Jimmy Sarrano s'est exilé loin de Paris, de sa jeunesse française, sur les bords de la Méditerranée, peut-être à Tanger. Autrefois écrivain reconnu, il s'appelait alors Jean Moreno, il a cherché l'oubli et l'anonymat dans cette ville cosmopolite, écrasée de soleil. Pour échapper à un passé mystérieux, il réinvente sa vie. Désormais, il écrit un feuilleton pour Radio Mundial, l'histoire de Louis XVII, le Dauphin qui aurait échappé à la mort et serait devenu planteur en Jamaïque. Jimmy apprécie de se rendre au café Rosal en face du studio d'enregistrement pour écouter la diffusion des épisodes lus par Carlos Sirvent, voix chaude, enveloppante. La routine de cette existence casanière est soudain bousculée par le hasard d'une rencontre. En terrasse, il croise le regard de Marie, jeune femme qu'il croit reconnaître, sentiment troublant. Il est submergé par la résurgence des souvenirs de son adolescence, intermittences de la mémoire. Elle lui rappelle Rose-Marie, une comédienne qu'il a aimé à Paris dans les années 1960, séductrice collectionneurs d'hommes, qui négligeait son enfant, une gamine attachante. Place de Clichy, rue de Caulaincourt, la nostalgie des lieux lui évoque ce qui a été perdu, le passé non-élucidé. Qui est ce chauffeur qui le surveille ?
Mélancolie prégnante, obsessions récurrentes, Patrick Modiano capture des instantanés hors du temps pour mieux évoquer ces vies parcellaires marquées par la fuite en avant. Narration nébuleuse, identités fluctuantes des personnages, les saynètes arrachées aux brumes de la mémoire composent une mosaïque aléatoire. L'abolition de la chronologie traduit la perte de repères. "La transparence du temps", selon les mots de l'auteur rend compte des altérations de la mémoire, des résonances vibrantes entre les époques. Les imprécisions alimentent la poésie, ouvrent la porte aux effets vertigineux. Le passé et le présent se fondent dans un phénomène de surimpression des souvenirs volatiles, des sensations. Les images fragmentaires s'ajoutent les unes aux autres comme dans un collage surréaliste. Les motifs se chevauchent, se mêlent pour ne former plus qu'un amalgame étrange, un peu inquiétant tandis que surnage la paradoxale précision de certains souvenirs, éléments autobiographiques.
Patrick Modiano exalte les contrastes entre la ville d'Afrique du présent, chaleur, soleil éblouissant, et le Paris gris des salles de spectacle miteuses, des troquets tristes. Les errances somnambuliques, les nuits désertes de l'après-guerre sont associées à des personnages désorientés, qui ne se connaissent plus eux-mêmes. Le sentiment prégnant de solitude, d'abandon renvoie à l'expérience du déracinement vécue par Jimmy au Maroc. La privation d'ancrage entretient, à défaut d'explications, le sentiment permanent de manque. Le renoncement n'est pas loin.

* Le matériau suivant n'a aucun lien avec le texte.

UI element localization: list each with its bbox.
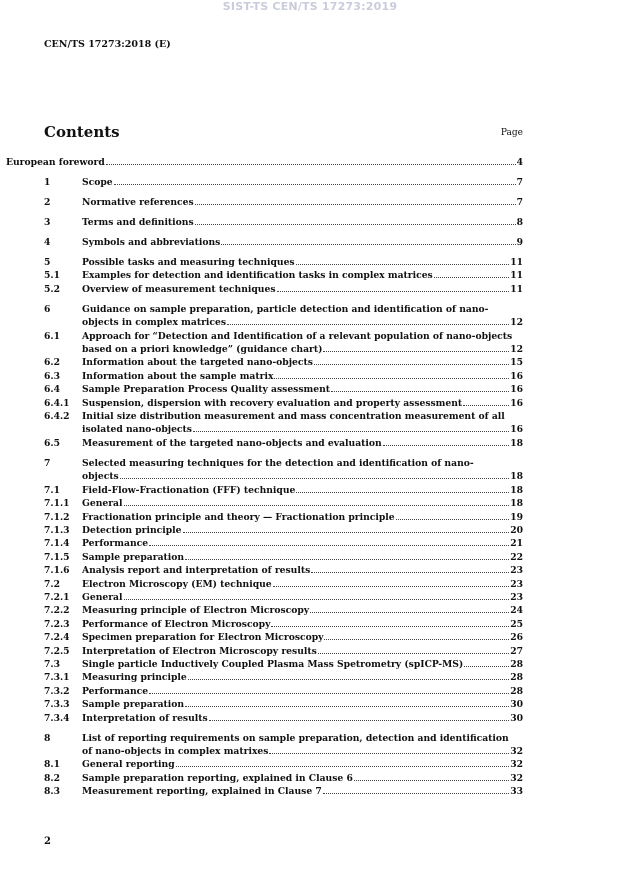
table-of-contents: [6, 156, 523, 799]
toc-entry[interactable]: [44, 732, 523, 759]
toc-entry-title: European foreword: [6, 157, 105, 168]
toc-entry-title: General reporting: [82, 759, 175, 771]
dot-leader: [124, 599, 510, 600]
toc-entry-number: 7.1.6: [44, 565, 70, 577]
toc-entry[interactable]: [44, 176, 523, 189]
dot-leader: [227, 324, 509, 325]
toc-entry-page: 18: [510, 498, 523, 510]
toc-entry-number: 7.3.3: [44, 699, 70, 711]
toc-entry-number: 5: [44, 257, 51, 268]
toc-entry-number: 3: [44, 217, 51, 228]
toc-entry-page: 25: [510, 618, 523, 630]
toc-entry-number: 1: [44, 177, 51, 188]
toc-entry[interactable]: [44, 524, 523, 537]
toc-entry-number: 7.1.2: [44, 511, 70, 523]
toc-entry[interactable]: [44, 397, 523, 410]
toc-entry[interactable]: [44, 484, 523, 497]
toc-entry-title: Information about the sample matrix: [82, 370, 274, 382]
toc-entry-title: Performance: [82, 685, 149, 697]
dot-leader: [269, 753, 509, 754]
toc-entry-number: 7.1: [44, 484, 60, 496]
toc-entry[interactable]: [44, 437, 523, 450]
toc-entry-title: Analysis report and interpretation of results: [82, 565, 311, 577]
toc-entry-title: General: [82, 498, 123, 510]
toc-entry-title: Performance of Electron Microscopy: [82, 618, 271, 630]
toc-entry-title-line: Guidance on sample preparation, particle detection and identification of nano-: [82, 303, 489, 315]
dot-leader: [106, 164, 516, 165]
dot-leader: [221, 244, 515, 245]
toc-entry[interactable]: [44, 370, 523, 383]
toc-entry-page: 7: [516, 197, 523, 208]
toc-entry-page: 27: [510, 645, 523, 657]
toc-entry-title: Sample preparation reporting, explained in Clause 6: [82, 772, 353, 784]
dot-leader: [396, 519, 510, 520]
toc-entry[interactable]: [44, 591, 523, 604]
page-number: 2: [44, 836, 51, 847]
dot-leader: [354, 780, 509, 781]
toc-entry-page: 12: [510, 317, 523, 329]
toc-entry[interactable]: [44, 511, 523, 524]
toc-entry-number: 7.3.2: [44, 685, 70, 697]
toc-entry-number: 7.1.5: [44, 551, 70, 563]
toc-entry-number: 7.1.1: [44, 498, 70, 510]
toc-entry[interactable]: [44, 564, 523, 577]
toc-entry[interactable]: [44, 537, 523, 550]
dot-leader: [124, 505, 510, 506]
dot-leader: [464, 666, 509, 667]
toc-entry-title-line: Selected measuring techniques for the detection and identification of nano-: [82, 457, 474, 469]
toc-entry-title: Detection principle: [82, 524, 182, 536]
toc-entry-page: 32: [510, 759, 523, 771]
toc-entry-title: Suspension, dispersion with recovery evaluation and property assessment: [82, 397, 463, 409]
toc-entry-page: 4: [516, 157, 523, 168]
toc-entry-number: 2: [44, 197, 51, 208]
toc-entry-number: 7.3: [44, 658, 60, 670]
toc-entry[interactable]: [44, 410, 523, 437]
toc-entry-page: 16: [510, 384, 523, 396]
toc-entry-page: 33: [510, 786, 523, 798]
dot-leader: [463, 405, 509, 406]
toc-entry-title: Single particle Inductively Coupled Plasma Mass Spetrometry (spICP-MS): [82, 658, 464, 670]
toc-entry-page: 30: [510, 699, 523, 711]
toc-entry[interactable]: [44, 256, 523, 269]
toc-entry-title-line: Initial size distribution measurement and mass concentration measurement of all: [82, 411, 505, 423]
toc-entry-number: 4: [44, 237, 51, 248]
dot-leader: [195, 224, 516, 225]
toc-entry[interactable]: [44, 658, 523, 671]
toc-entry-page: 8: [516, 217, 523, 228]
page-column-label: Page: [500, 128, 523, 138]
dot-leader: [296, 264, 510, 265]
toc-entry-number: 8.1: [44, 759, 60, 771]
toc-entry-title: Terms and definitions: [82, 217, 194, 228]
dot-leader: [149, 693, 509, 694]
toc-entry-page: 28: [510, 658, 523, 670]
toc-entry-title: Interpretation of results: [82, 712, 208, 724]
toc-entry[interactable]: [44, 685, 523, 698]
dot-leader: [310, 612, 509, 613]
toc-entry-number: 7.2.2: [44, 605, 70, 617]
toc-entry-number: 7.1.3: [44, 524, 70, 536]
dot-leader: [188, 679, 509, 680]
dot-leader: [193, 431, 509, 432]
toc-entry-title: Measurement of the targeted nano-objects and evaluation: [82, 437, 382, 449]
dot-leader: [323, 793, 509, 794]
toc-entry-page: 18: [510, 471, 523, 483]
toc-entry-page: 22: [510, 551, 523, 563]
toc-entry[interactable]: [44, 356, 523, 369]
toc-entry-title: Normative references: [82, 197, 194, 208]
toc-entry[interactable]: [44, 604, 523, 617]
dot-leader: [209, 720, 510, 721]
dot-leader: [318, 653, 509, 654]
toc-entry[interactable]: [44, 283, 523, 296]
toc-entry-page: 32: [510, 746, 523, 757]
watermark: SIST-TS CEN/TS 17273:2019: [222, 0, 398, 13]
toc-entry-title: Measuring principle: [82, 672, 187, 684]
toc-entry[interactable]: [44, 671, 523, 684]
toc-entry-title: Symbols and abbreviations: [82, 237, 221, 248]
toc-entry-page: 23: [510, 578, 523, 590]
toc-entry[interactable]: [6, 156, 523, 169]
toc-entry[interactable]: [44, 216, 523, 229]
toc-entry-title: Examples for detection and identification tasks in complex matrices: [82, 270, 433, 282]
toc-entry[interactable]: [44, 196, 523, 209]
toc-entry-page: 28: [510, 672, 523, 684]
toc-entry-title-line: Approach for “Detection and Identification of a relevant population of nano-objects: [82, 330, 513, 342]
toc-entry-number: 6.4.2: [44, 411, 70, 423]
dot-leader: [120, 478, 509, 479]
toc-entry-page: 18: [510, 437, 523, 449]
dot-leader: [114, 184, 516, 185]
toc-entry-number: 6: [44, 303, 51, 315]
toc-entry-page: 23: [510, 565, 523, 577]
dot-leader: [331, 391, 509, 392]
toc-entry-page: 9: [516, 237, 523, 248]
toc-entry-title: Performance: [82, 538, 149, 550]
toc-entry-title: Sample Preparation Process Quality assessment: [82, 384, 331, 396]
toc-entry[interactable]: [44, 236, 523, 249]
dot-leader: [185, 559, 509, 560]
toc-entry[interactable]: [44, 303, 523, 330]
toc-entry-page: 7: [516, 177, 523, 188]
toc-entry[interactable]: [44, 497, 523, 510]
toc-entry-number: 7.1.4: [44, 538, 70, 550]
toc-entry-title: isolated nano-objects: [82, 424, 192, 436]
toc-entry-title: Fractionation principle and theory — Fractionation principle: [82, 511, 395, 523]
toc-entry[interactable]: [44, 698, 523, 711]
dot-leader: [274, 378, 509, 379]
toc-entry-title: Scope: [82, 177, 113, 188]
toc-entry-page: 20: [510, 524, 523, 536]
toc-entry-title: Information about the targeted nano-objects: [82, 357, 313, 369]
toc-entry-number: 6.4: [44, 384, 60, 396]
toc-entry-title: Possible tasks and measuring techniques: [82, 257, 295, 268]
dot-leader: [277, 291, 510, 292]
toc-entry-number: 6.3: [44, 370, 60, 382]
toc-entry-page: 16: [510, 397, 523, 409]
dot-leader: [195, 204, 516, 205]
toc-entry-number: 7.2.1: [44, 591, 70, 603]
toc-entry-title: Specimen preparation for Electron Microscopy: [82, 632, 324, 644]
toc-entry-page: 18: [510, 484, 523, 496]
dot-leader: [383, 445, 510, 446]
toc-entry-page: 16: [510, 424, 523, 436]
toc-entry[interactable]: [44, 645, 523, 658]
toc-entry-page: 11: [510, 283, 523, 295]
toc-entry-number: 7.2: [44, 578, 60, 590]
toc-entry-page: 11: [510, 270, 523, 282]
toc-entry-title: Interpretation of Electron Microscopy results: [82, 645, 317, 657]
toc-entry-title: Field-Flow-Fractionation (FFF) technique: [82, 484, 296, 496]
toc-entry-number: 7.2.4: [44, 632, 70, 644]
toc-entry-title: of nano-objects in complex matrixes: [82, 746, 269, 757]
toc-entry-title: Sample preparation: [82, 551, 185, 563]
toc-entry-number: 8.3: [44, 786, 60, 798]
toc-entry-number: 6.5: [44, 437, 60, 449]
page-title: Contents: [44, 123, 120, 141]
toc-entry-title: General: [82, 591, 123, 603]
toc-entry-page: 11: [510, 257, 523, 268]
toc-entry-title: objects: [82, 471, 119, 483]
dot-leader: [311, 572, 509, 573]
toc-entry-number: 7: [44, 457, 51, 469]
dot-leader: [185, 706, 509, 707]
toc-entry-page: 26: [510, 632, 523, 644]
toc-entry[interactable]: [44, 758, 523, 771]
toc-entry-title: objects in complex matrices: [82, 317, 227, 329]
document-identifier: CEN/TS 17273:2018 (E): [44, 39, 171, 50]
dot-leader: [176, 766, 510, 767]
toc-entry-number: 6.2: [44, 357, 60, 369]
toc-entry-title: Overview of measurement techniques: [82, 283, 276, 295]
toc-entry[interactable]: [44, 785, 523, 798]
toc-entry[interactable]: [44, 551, 523, 564]
toc-entry-page: 23: [510, 591, 523, 603]
toc-entry-page: 12: [510, 344, 523, 356]
dot-leader: [183, 532, 510, 533]
toc-entry-number: 7.2.5: [44, 645, 70, 657]
toc-entry-number: 6.1: [44, 330, 60, 342]
dot-leader: [323, 351, 509, 352]
toc-entry-page: 30: [510, 712, 523, 724]
dot-leader: [324, 639, 509, 640]
toc-entry-number: 8.2: [44, 772, 60, 784]
toc-entry-title: Measuring principle of Electron Microscopy: [82, 605, 310, 617]
dot-leader: [434, 277, 509, 278]
toc-entry-number: 7.3.1: [44, 672, 70, 684]
toc-entry[interactable]: [44, 457, 523, 484]
toc-entry-page: 21: [510, 538, 523, 550]
toc-entry[interactable]: [44, 631, 523, 644]
toc-entry-page: 16: [510, 370, 523, 382]
dot-leader: [296, 492, 509, 493]
toc-entry[interactable]: [44, 618, 523, 631]
toc-entry[interactable]: [44, 269, 523, 282]
toc-entry-number: 7.2.3: [44, 618, 70, 630]
dot-leader: [273, 586, 510, 587]
toc-entry-title: Electron Microscopy (EM) technique: [82, 578, 272, 590]
toc-entry-number: 5.2: [44, 283, 60, 295]
toc-entry-title-line: List of reporting requirements on sample preparation, detection and identification: [82, 732, 509, 744]
toc-entry-number: 6.4.1: [44, 397, 70, 409]
toc-entry[interactable]: [44, 772, 523, 785]
toc-entry-number: 7.3.4: [44, 712, 70, 724]
toc-entry-number: 5.1: [44, 270, 60, 282]
toc-entry[interactable]: [44, 330, 523, 357]
dot-leader: [271, 626, 509, 627]
toc-entry-page: 15: [510, 357, 523, 369]
toc-entry[interactable]: [44, 578, 523, 591]
toc-entry[interactable]: [44, 383, 523, 396]
dot-leader: [314, 364, 509, 365]
toc-entry-number: 8: [44, 732, 51, 744]
toc-entry-page: 24: [510, 605, 523, 617]
toc-entry-page: 32: [510, 772, 523, 784]
toc-entry-title: based on a priori knowledge” (guidance chart): [82, 344, 323, 356]
toc-entry-title: Sample preparation: [82, 699, 185, 711]
toc-entry-page: 19: [510, 511, 523, 523]
toc-entry-title: Measurement reporting, explained in Clause 7: [82, 786, 322, 798]
dot-leader: [149, 545, 509, 546]
toc-entry-page: 28: [510, 685, 523, 697]
toc-entry[interactable]: [44, 712, 523, 725]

Presque malgré lui, Jimmy poursuit sa recherche de ce qui a été perdu. Il se trouve renvoyé à son adolescence par une apparition, une jeune femme qui lui en rappelle une autre. Les traits de Marie et Rose-Marie se confondent. Modiano rend compte du labyrinthe de la mémoire par la résurgence d'éléments jusqu'à recomposer une image. Il réunit les pièces éparses d'un puzzle qui ne sera jamais tout à fait complété, tel que le curieux motif d'une corbeille de fruits oublié dans un bus. Les impressions fugaces qui parfois se précisent, souvent demeurent floues.